Phase 3 — Visa de résidence et Emirates ID (jours 10–20)

Une fois la licence et l'Establishment Card live, vous pouvez demander le visa de résidence investisseur / partenaire sous votre propre société. C'est le visa qui vous permet de vivre aux UAE, de sponsoriser la famille, d'ouvrir un compte bancaire personnel et d'accéder aux services administratifs UAE. Nous couvrons l'ensemble du paysage des visas — investisseur, employé, golden, dépendant — dans la section sur les types de visas UAE ; ici nous nous focalisons uniquement sur le flow visa investisseur au moment de la constitution.

Étape 1 — Entry Permit (ou changement de statut). Si vous êtes hors UAE, la Free Zone demande en votre nom un entry permit électronique. Il arrive par e-mail en 2–5 jours ouvrés et est valide 60 jours. Vous entrez aux UAE sur ce permit pour démarrer les étapes in-country. Si vous êtes déjà aux UAE sur un visa touristique ou un autre visa, vous pouvez soit changer de statut in-country (pas besoin de sortir, mais typiquement AED 1,000–1,500 supplémentaires), soit sortir et revenir sur le nouvel entry permit. Le changement de statut est généralement plus rapide.

Étape 2 — Medical Fitness Test. Un check santé obligatoire dans un centre agréé par la Dubai Health Authority. Ils prennent un échantillon de sang (HIV, Hep B, syphilis, TB) et une radio des poumons. Le turnaround standard est de 2–3 jours ouvrés ; le service VIP le ramène à same-day pour AED 350–500 supplémentaires. Vous devez être présent physiquement ; cela ne peut pas se faire à distance. Apportez votre passeport, votre entry permit et 2 photos. Le résultat est uploadé directement dans le système d'immigration — vous ne portez pas de papier.

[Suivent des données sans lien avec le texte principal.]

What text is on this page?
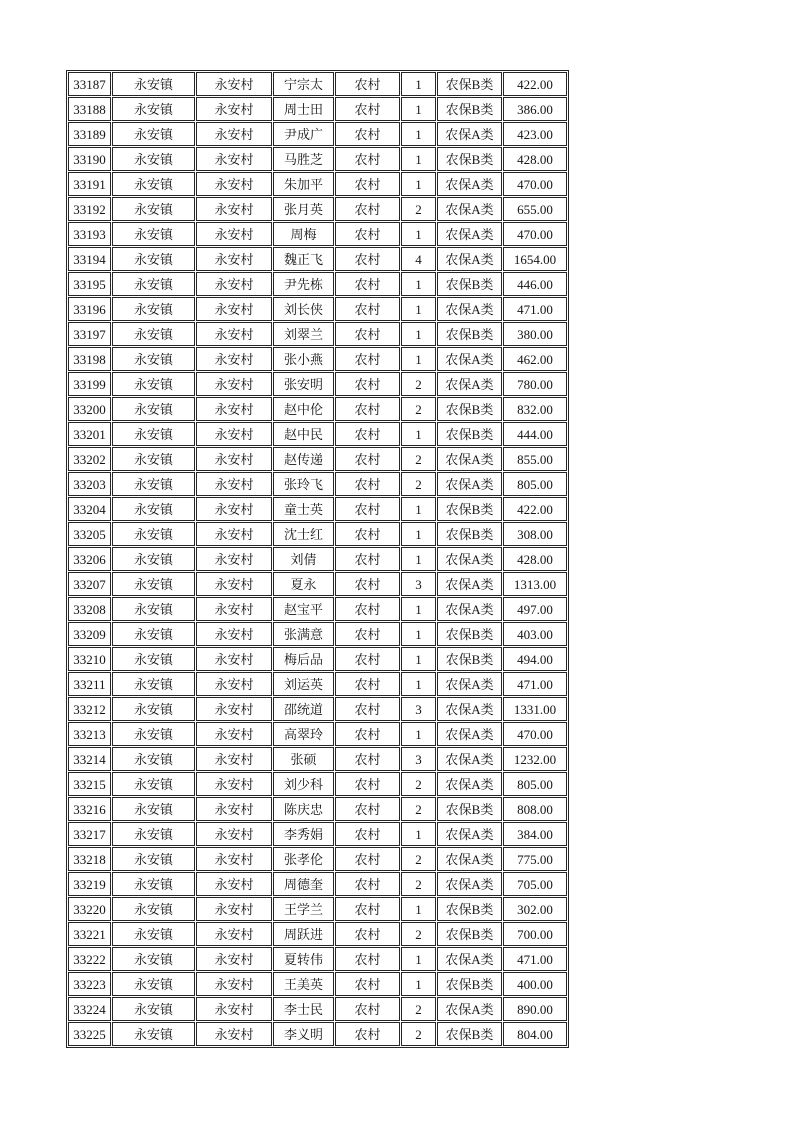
33187	永安镇	永安村	宁宗太	农村	1	农保B类	422.00
33188	永安镇	永安村	周士田	农村	1	农保B类	386.00
33189	永安镇	永安村	尹成广	农村	1	农保A类	423.00
33190	永安镇	永安村	马胜芝	农村	1	农保B类	428.00
33191	永安镇	永安村	朱加平	农村	1	农保A类	470.00
33192	永安镇	永安村	张月英	农村	2	农保A类	655.00
33193	永安镇	永安村	周梅	农村	1	农保A类	470.00
33194	永安镇	永安村	魏正飞	农村	4	农保A类	1654.00
33195	永安镇	永安村	尹先栋	农村	1	农保B类	446.00
33196	永安镇	永安村	刘长侠	农村	1	农保A类	471.00
33197	永安镇	永安村	刘翠兰	农村	1	农保B类	380.00
33198	永安镇	永安村	张小燕	农村	1	农保A类	462.00
33199	永安镇	永安村	张安明	农村	2	农保A类	780.00
33200	永安镇	永安村	赵中伦	农村	2	农保B类	832.00
33201	永安镇	永安村	赵中民	农村	1	农保B类	444.00
33202	永安镇	永安村	赵传递	农村	2	农保A类	855.00
33203	永安镇	永安村	张玲飞	农村	2	农保A类	805.00
33204	永安镇	永安村	童士英	农村	1	农保B类	422.00
33205	永安镇	永安村	沈士红	农村	1	农保B类	308.00
33206	永安镇	永安村	刘倩	农村	1	农保A类	428.00
33207	永安镇	永安村	夏永	农村	3	农保A类	1313.00
33208	永安镇	永安村	赵宝平	农村	1	农保A类	497.00
33209	永安镇	永安村	张满意	农村	1	农保B类	403.00
33210	永安镇	永安村	梅后品	农村	1	农保B类	494.00
33211	永安镇	永安村	刘运英	农村	1	农保A类	471.00
33212	永安镇	永安村	邵统道	农村	3	农保A类	1331.00
33213	永安镇	永安村	高翠玲	农村	1	农保A类	470.00
33214	永安镇	永安村	张硕	农村	3	农保A类	1232.00
33215	永安镇	永安村	刘少科	农村	2	农保A类	805.00
33216	永安镇	永安村	陈庆忠	农村	2	农保B类	808.00
33217	永安镇	永安村	李秀娟	农村	1	农保A类	384.00
33218	永安镇	永安村	张孝伦	农村	2	农保A类	775.00
33219	永安镇	永安村	周德奎	农村	2	农保A类	705.00
33220	永安镇	永安村	王学兰	农村	1	农保B类	302.00
33221	永安镇	永安村	周跃进	农村	2	农保B类	700.00
33222	永安镇	永安村	夏转伟	农村	1	农保A类	471.00
33223	永安镇	永安村	王美英	农村	1	农保B类	400.00
33224	永安镇	永安村	李士民	农村	2	农保A类	890.00
33225	永安镇	永安村	李义明	农村	2	农保B类	804.00
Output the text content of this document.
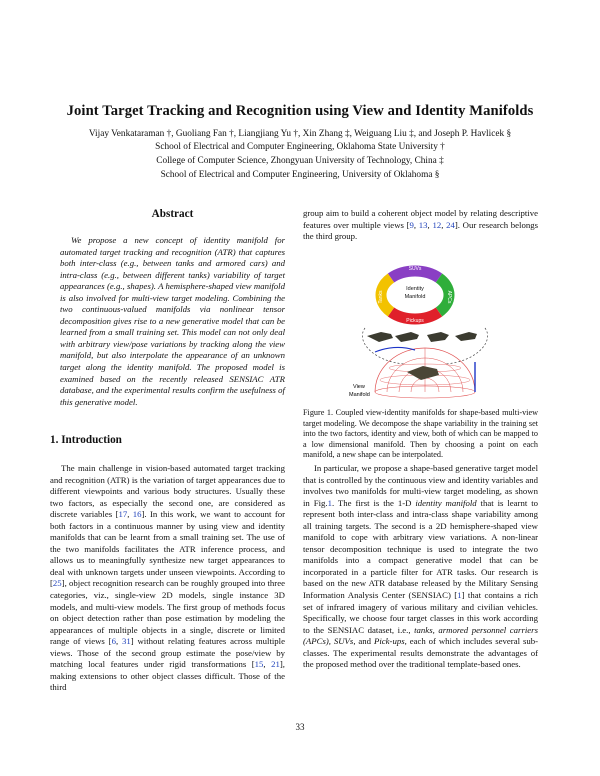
Joint Target Tracking and Recognition using View and Identity Manifolds
Vijay Venkataraman †, Guoliang Fan †, Liangjiang Yu †, Xin Zhang ‡, Weiguang Liu ‡, and Joseph P. Havlicek §
School of Electrical and Computer Engineering, Oklahoma State University †
College of Computer Science, Zhongyuan University of Technology, China ‡
School of Electrical and Computer Engineering, University of Oklahoma §
Abstract

We propose a new concept of identity manifold for automated target tracking and recognition (ATR) that captures both inter-class (e.g., between tanks and armored cars) and intra-class (e.g., between different tanks) variability of target appearances (e.g., shapes). A hemisphere-shaped view manifold is also involved for multi-view target modeling. Combining the two continuous-valued manifolds via nonlinear tensor decomposition gives rise to a new generative model that can be learned from a small training set. This model can not only deal with arbitrary view/pose variations by tracking along the view manifold, but also interpolate the appearance of an unknown target along the identity manifold. The proposed model is examined based on the recently released SENSIAC ATR database, and the experimental results confirm the usefulness of this generative model.

1. Introduction

The main challenge in vision-based automated target tracking and recognition (ATR) is the variation of target appearances due to different viewpoints and various body structures. Usually these two factors, as especially the second one, are considered as discrete variables [17, 16]. In this work, we want to account for both factors in a continuous manner by using view and identity manifolds that can be learnt from a small training set. The use of the two manifolds facilitates the ATR inference process, and allows us to meaningfully synthesize new target appearances to deal with unknown targets under unseen viewpoints. According to [25], object recognition research can be roughly grouped into three categories, viz., single-view 2D models, single instance 3D models, and multi-view models. The first group of methods focus on object detection rather than pose estimation by modeling the appearances of multiple objects in a single, discrete or limited range of views [6, 31] without relating features across multiple views. Those of the second group estimate the pose/view by matching local features under rigid transformations [15, 21], making extensions to other object classes difficult. Those of the third

group aim to build a coherent object model by relating descriptive features over multiple views [9, 13, 12, 24]. Our research belongs the third group.

SUVs
APCs
Pickups
Tanks
Identity
Manifold
View
Manifold
Figure 1. Coupled view-identity manifolds for shape-based multi-view target modeling. We decompose the shape variability in the training set into the two factors, identity and view, both of which can be mapped to a low dimensional manifold. Then by choosing a point on each manifold, a new shape can be interpolated.

In particular, we propose a shape-based generative target model that is controlled by the continuous view and identity variables and involves two manifolds for multi-view target modeling, as shown in Fig.1. The first is the 1-D identity manifold that is learnt to represent both inter-class and intra-class shape variability among all training targets. The second is a 2D hemisphere-shaped view manifold to cope with arbitrary view variations. A non-linear tensor decomposition technique is used to integrate the two manifolds into a compact generative model that can be incorporated in a particle filter for ATR tasks. Our research is based on the new ATR database released by the Military Sensing Information Analysis Center (SENSIAC) [1] that contains a rich set of infrared imagery of various military and civilian vehicles. Specifically, we choose four target classes in this work according to the SENSIAC dataset, i.e., tanks, armored personnel carriers (APCs), SUVs, and Pick-ups, each of which includes several sub-classes. The experimental results demonstrate the advantages of the proposed method over the traditional template-based ones.

33
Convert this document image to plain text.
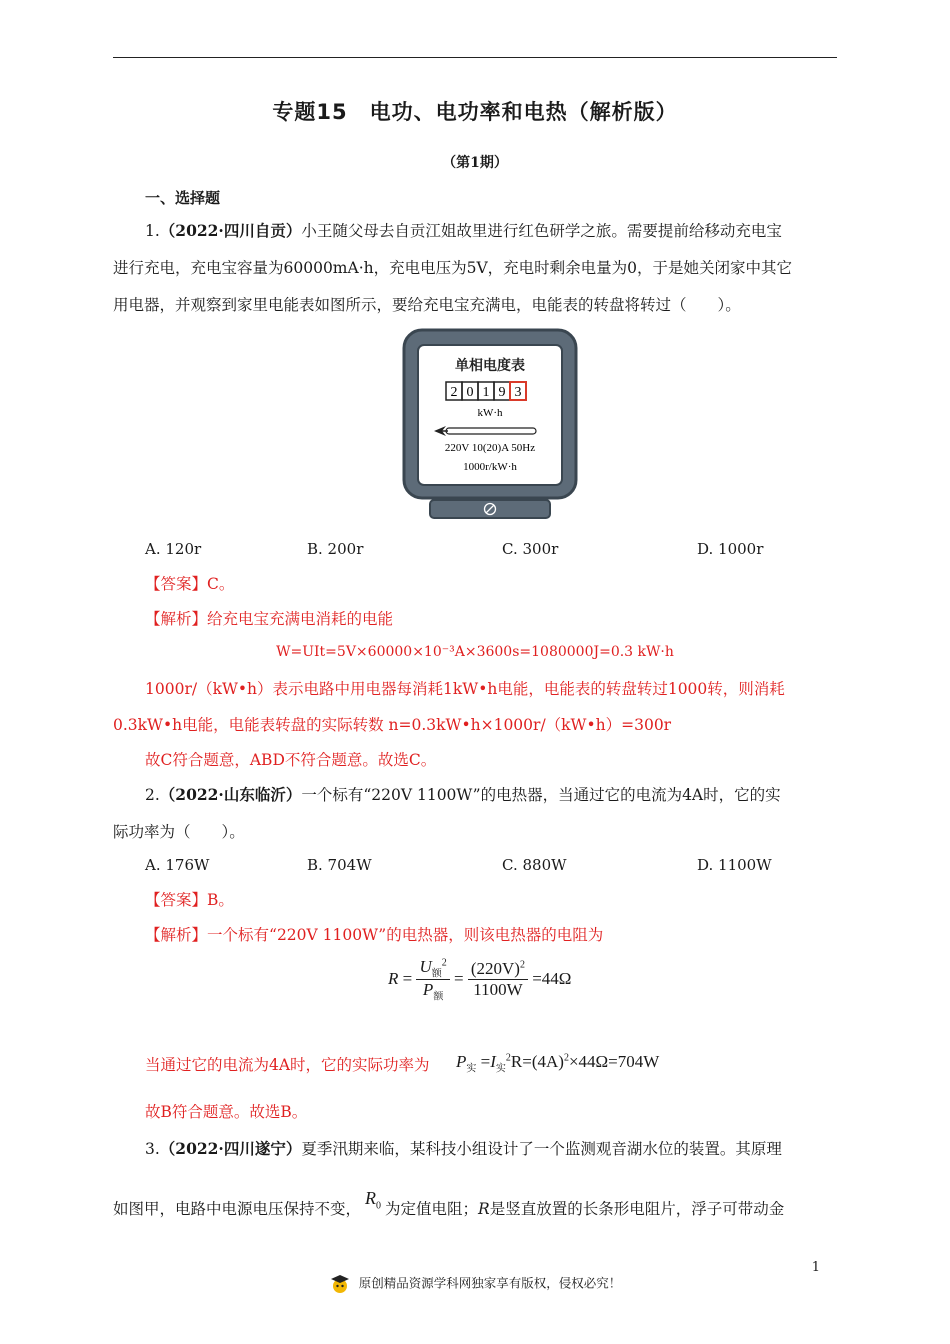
专题15　电功、电功率和电热（解析版）
（第1期）
一、选择题
1.（2022·四川自贡）小王随父母去自贡江姐故里进行红色研学之旅。需要提前给移动充电宝
进行充电，充电宝容量为60000mA·h，充电电压为5V，充电时剩余电量为0，于是她关闭家中其它
用电器，并观察到家里电能表如图所示，要给充电宝充满电，电能表的转盘将转过（　　）。
单相电度表
2 0 1 9 3
kW·h
220V 10(20)A 50Hz
1000r/kW·h
A. 120r	B. 200r	C. 300r	D. 1000r
【答案】C。
【解析】给充电宝充满电消耗的电能
W=UIt=5V×60000×10⁻³A×3600s=1080000J=0.3 kW·h
1000r/（kW•h）表示电路中用电器每消耗1kW•h电能，电能表的转盘转过1000转，则消耗
0.3kW•h电能，电能表转盘的实际转数 n=0.3kW•h×1000r/（kW•h）=300r
故C符合题意，ABD不符合题意。故选C。
2.（2022·山东临沂）一个标有“220V 1100W”的电热器，当通过它的电流为4A时，它的实
际功率为（　　）。
A. 176W	B. 704W	C. 880W	D. 1100W
【答案】B。
【解析】一个标有“220V 1100W”的电热器，则该电热器的电阻为
$R = \frac{U_额^2}{P_额} = \frac{(220V)^2}{1100W} =44\Omega$
当通过它的电流为4A时，它的实际功率为	$P_实 =I_实^2R=(4A)^2\times 44\Omega=704W$
故B符合题意。故选B。
3.（2022·四川遂宁）夏季汛期来临，某科技小组设计了一个监测观音湖水位的装置。其原理
如图甲，电路中电源电压保持不变，$R_0$ 为定值电阻；R是竖直放置的长条形电阻片，浮子可带动金
1
原创精品资源学科网独家享有版权，侵权必究！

Étape 3 — Biométrie Emirates ID. Un rendez-vous séparé dans un centre fédéral ICA pour empreintes et photo. Les centres walk-in traitent la biométrie le jour même ; les centres sur rendez-vous courent à 1–3 jours. L'Emirates ID elle-même est imprimée et acheminée par coursier dans les 3–7 jours ouvrés après la biométrie. Vous pouvez continuer la plupart des process (ouvrir un compte bancaire, signer un bail) avec juste le tampon de visa et un screenshot du reçu Emirates ID — mais la carte physique est requise pour quelques étapes finales.

Étape 4 — Visa Stamping. Une fois le medical et la biométrie validés, la Free Zone soumet votre dossier à la GDRFA (l'autorité d'immigration de Dubaï) pour le tampon de visa effectif dans votre passeport. Le turnaround standard est de 3–5 jours ouvrés ; le service VIP / express en 24–48 heures pour AED 1,000–1,500 supplémentaires. Après le stamping, votre passeport vous revient avec le label de visa de résidence, valide 2 ou 3 ans selon le package choisi.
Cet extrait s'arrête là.